2. In another scene, Peter says he wishes Aslan had given them some “proof” of his presence in the forest, and Lucy replies, “Maybe we’re the ones who need to prove ourselves to him.” What do you make of that response? How do we “prove ourselves” to God? Does he ever ask us to “prove ourselves”? Why or why not?
3. Caspian tells Aslan, “I do not think I am ready [to become King of Narnia],” to which Aslan replies, “It’s for that reason, I know you are.” How does this compare to Peter’s desire for the glory and power that come with being High King? What does this film say about leadership and the kinds of leaders who are worthy of it?
4. In the film, Aslan tells Lucy, “Every year you grow, so shall I.” In the book, Aslan says, “Every year you grow, you will find me bigger.” Is this a significant change?

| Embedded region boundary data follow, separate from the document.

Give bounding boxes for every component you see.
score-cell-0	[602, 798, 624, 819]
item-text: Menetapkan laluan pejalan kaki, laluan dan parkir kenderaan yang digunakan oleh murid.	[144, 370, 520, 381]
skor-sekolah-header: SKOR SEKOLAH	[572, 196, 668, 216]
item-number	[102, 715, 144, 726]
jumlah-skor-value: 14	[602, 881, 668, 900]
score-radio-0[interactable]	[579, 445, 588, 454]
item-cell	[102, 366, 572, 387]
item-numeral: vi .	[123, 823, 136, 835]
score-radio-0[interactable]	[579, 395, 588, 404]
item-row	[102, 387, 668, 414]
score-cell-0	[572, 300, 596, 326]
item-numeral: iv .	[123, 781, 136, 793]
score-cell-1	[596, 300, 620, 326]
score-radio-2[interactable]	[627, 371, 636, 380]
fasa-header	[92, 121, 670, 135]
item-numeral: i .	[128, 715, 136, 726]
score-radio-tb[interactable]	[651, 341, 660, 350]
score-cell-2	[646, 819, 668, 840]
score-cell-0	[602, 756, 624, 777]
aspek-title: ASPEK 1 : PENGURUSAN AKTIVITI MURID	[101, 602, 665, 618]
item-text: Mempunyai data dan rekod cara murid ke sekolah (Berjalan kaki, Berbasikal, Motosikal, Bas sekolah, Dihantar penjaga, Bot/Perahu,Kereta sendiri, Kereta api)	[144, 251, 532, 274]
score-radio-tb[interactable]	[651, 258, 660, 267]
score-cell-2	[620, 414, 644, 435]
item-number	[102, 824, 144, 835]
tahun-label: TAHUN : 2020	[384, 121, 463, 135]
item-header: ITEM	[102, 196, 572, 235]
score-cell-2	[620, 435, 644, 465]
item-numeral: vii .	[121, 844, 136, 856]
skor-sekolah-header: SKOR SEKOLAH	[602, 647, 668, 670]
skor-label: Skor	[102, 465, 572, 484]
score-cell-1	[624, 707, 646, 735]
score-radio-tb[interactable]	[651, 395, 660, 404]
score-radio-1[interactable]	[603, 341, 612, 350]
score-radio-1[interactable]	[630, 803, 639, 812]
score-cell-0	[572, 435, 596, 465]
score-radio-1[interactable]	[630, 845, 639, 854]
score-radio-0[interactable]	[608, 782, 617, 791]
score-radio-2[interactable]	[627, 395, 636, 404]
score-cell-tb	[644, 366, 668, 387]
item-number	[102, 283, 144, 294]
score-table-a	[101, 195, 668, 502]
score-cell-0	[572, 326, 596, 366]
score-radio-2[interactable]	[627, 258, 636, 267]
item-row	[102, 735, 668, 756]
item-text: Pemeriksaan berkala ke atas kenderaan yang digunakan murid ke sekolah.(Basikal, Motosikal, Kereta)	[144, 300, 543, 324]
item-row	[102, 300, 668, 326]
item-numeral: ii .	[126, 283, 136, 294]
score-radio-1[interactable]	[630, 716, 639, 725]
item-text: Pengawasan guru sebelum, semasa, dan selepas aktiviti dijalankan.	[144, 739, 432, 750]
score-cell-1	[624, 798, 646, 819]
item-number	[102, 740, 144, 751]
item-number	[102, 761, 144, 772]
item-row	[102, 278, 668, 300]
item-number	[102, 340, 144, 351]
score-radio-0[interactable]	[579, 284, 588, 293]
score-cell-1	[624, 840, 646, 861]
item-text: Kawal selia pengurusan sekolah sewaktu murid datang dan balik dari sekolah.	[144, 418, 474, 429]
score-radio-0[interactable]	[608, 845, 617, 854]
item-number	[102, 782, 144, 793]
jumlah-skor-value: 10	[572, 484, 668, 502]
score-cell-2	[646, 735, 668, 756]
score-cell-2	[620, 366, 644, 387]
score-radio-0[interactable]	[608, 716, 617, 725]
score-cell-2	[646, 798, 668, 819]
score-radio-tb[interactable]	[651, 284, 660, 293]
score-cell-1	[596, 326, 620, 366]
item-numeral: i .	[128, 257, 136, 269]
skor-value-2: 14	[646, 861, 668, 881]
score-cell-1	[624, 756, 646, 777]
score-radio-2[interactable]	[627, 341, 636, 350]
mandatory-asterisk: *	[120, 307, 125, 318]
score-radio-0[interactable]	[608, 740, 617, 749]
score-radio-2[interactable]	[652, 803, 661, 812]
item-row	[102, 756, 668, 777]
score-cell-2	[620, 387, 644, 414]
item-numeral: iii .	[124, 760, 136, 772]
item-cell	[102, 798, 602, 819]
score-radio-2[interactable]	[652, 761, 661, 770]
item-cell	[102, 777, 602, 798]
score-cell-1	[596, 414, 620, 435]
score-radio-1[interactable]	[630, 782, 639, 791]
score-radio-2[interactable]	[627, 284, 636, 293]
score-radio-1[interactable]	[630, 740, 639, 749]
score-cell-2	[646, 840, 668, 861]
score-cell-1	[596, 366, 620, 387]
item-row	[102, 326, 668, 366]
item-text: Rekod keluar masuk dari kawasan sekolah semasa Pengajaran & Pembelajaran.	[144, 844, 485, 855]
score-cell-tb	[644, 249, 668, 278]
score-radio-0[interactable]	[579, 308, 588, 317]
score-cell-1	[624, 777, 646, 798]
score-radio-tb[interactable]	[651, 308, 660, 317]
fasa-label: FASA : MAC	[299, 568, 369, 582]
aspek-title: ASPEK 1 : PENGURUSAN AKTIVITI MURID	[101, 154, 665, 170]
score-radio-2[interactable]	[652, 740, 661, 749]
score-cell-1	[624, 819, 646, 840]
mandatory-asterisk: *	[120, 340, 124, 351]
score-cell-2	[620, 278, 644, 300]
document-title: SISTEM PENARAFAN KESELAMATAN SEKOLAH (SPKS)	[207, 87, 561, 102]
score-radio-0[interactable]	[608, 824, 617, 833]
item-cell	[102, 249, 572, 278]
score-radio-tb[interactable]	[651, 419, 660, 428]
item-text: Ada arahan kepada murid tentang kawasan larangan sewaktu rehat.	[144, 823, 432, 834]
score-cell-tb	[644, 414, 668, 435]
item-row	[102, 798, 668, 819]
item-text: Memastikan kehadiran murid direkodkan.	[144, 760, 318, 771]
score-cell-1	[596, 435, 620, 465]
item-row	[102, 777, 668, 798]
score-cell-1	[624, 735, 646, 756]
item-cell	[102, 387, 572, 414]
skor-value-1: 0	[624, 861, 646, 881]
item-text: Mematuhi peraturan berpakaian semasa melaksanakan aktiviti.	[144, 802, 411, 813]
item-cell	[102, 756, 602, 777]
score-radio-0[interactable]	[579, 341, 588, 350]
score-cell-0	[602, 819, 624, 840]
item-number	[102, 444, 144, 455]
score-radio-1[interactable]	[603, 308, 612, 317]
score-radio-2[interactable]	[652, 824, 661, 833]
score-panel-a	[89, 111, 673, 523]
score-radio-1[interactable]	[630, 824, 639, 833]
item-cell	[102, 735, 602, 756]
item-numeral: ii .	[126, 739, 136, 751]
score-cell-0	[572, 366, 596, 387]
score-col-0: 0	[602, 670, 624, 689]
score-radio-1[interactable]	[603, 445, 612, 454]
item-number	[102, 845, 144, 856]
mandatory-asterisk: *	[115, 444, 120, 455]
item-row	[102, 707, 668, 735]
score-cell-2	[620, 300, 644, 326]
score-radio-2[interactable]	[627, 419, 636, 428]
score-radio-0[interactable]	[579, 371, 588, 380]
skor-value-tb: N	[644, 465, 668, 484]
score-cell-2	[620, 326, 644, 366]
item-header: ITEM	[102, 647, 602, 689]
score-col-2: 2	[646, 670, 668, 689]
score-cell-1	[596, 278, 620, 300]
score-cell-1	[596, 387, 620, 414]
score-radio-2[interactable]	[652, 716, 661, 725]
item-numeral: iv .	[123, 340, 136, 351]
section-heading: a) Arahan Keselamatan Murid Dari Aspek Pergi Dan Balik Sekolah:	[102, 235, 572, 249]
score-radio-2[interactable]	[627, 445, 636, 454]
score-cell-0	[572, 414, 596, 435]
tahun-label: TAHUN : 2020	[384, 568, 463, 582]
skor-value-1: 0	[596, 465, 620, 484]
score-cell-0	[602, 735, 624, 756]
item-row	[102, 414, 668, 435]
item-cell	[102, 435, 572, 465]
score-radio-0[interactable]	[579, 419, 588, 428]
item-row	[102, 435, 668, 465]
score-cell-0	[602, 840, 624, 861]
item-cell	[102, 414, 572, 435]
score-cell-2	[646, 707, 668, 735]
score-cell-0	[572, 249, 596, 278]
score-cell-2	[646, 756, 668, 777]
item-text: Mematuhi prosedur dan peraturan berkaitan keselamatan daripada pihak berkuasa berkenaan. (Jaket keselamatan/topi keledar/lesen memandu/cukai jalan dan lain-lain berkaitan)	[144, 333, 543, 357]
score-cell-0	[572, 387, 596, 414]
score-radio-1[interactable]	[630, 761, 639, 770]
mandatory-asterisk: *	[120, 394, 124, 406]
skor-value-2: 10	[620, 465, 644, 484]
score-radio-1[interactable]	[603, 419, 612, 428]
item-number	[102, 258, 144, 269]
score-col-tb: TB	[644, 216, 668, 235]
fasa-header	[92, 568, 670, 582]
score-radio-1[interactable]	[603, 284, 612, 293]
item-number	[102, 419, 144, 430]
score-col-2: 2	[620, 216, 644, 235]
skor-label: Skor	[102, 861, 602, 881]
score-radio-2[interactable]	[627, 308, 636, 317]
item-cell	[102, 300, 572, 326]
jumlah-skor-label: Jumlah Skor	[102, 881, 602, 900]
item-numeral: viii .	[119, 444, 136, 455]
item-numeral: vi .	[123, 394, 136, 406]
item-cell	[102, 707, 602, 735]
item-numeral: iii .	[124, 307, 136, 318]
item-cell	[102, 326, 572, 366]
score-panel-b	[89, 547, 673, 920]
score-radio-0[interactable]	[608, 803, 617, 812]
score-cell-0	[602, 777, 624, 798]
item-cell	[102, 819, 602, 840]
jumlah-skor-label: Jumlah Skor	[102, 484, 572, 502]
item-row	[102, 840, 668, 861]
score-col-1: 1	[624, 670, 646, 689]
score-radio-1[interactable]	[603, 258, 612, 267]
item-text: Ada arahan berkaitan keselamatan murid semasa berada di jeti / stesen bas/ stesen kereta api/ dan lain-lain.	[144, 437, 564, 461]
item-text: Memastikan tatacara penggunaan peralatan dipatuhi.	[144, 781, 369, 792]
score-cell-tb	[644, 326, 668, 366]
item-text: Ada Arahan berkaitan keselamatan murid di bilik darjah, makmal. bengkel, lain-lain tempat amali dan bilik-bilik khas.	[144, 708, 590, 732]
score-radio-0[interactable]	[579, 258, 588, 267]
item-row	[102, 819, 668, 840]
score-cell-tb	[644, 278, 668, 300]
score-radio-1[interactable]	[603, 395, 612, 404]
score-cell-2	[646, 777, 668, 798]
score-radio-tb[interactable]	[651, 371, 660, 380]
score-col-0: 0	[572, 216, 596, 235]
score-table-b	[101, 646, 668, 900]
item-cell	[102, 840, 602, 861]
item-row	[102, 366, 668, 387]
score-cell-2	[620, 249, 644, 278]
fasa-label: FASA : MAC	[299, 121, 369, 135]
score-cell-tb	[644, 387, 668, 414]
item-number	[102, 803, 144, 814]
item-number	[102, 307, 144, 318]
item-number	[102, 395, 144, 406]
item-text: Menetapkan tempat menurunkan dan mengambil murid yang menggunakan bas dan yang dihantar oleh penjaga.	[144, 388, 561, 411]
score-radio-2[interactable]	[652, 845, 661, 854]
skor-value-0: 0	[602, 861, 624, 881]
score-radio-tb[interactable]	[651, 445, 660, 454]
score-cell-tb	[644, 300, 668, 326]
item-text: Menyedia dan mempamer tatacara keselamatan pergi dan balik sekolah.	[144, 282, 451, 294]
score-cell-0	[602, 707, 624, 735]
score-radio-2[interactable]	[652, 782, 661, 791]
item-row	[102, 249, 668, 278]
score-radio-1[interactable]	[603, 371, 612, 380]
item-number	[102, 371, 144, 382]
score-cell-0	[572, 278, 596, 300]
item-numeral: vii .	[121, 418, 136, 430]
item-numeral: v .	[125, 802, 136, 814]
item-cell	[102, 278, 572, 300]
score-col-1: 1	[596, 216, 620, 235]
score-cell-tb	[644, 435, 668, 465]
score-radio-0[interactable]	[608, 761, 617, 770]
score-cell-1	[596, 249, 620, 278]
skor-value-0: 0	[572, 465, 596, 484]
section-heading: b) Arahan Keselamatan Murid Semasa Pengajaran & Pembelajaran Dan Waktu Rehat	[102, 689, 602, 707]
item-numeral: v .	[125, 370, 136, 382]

In another scene, the film version of Aslan tells Lucy, “We can never know what would have happened.” In the book, he says, “Nobody is ever told that.” Is this a significant change? Do changes like these affect our understanding of Aslan’s divinity? If so, how? If not, why not?
The Family Corner
For parents to consider
Prince Caspian is rated PG for epic battle action and violence. There are lots of shootings (with crossbows, not guns) and swordfights throughout the film, as well as a few people getting stabbed in the back, etc. — but all of it is kept fairly bloodless and non-explicit. A scene in which a hag and a werewolf try to bring the White Witch back from the dead may also be too scary for very young children.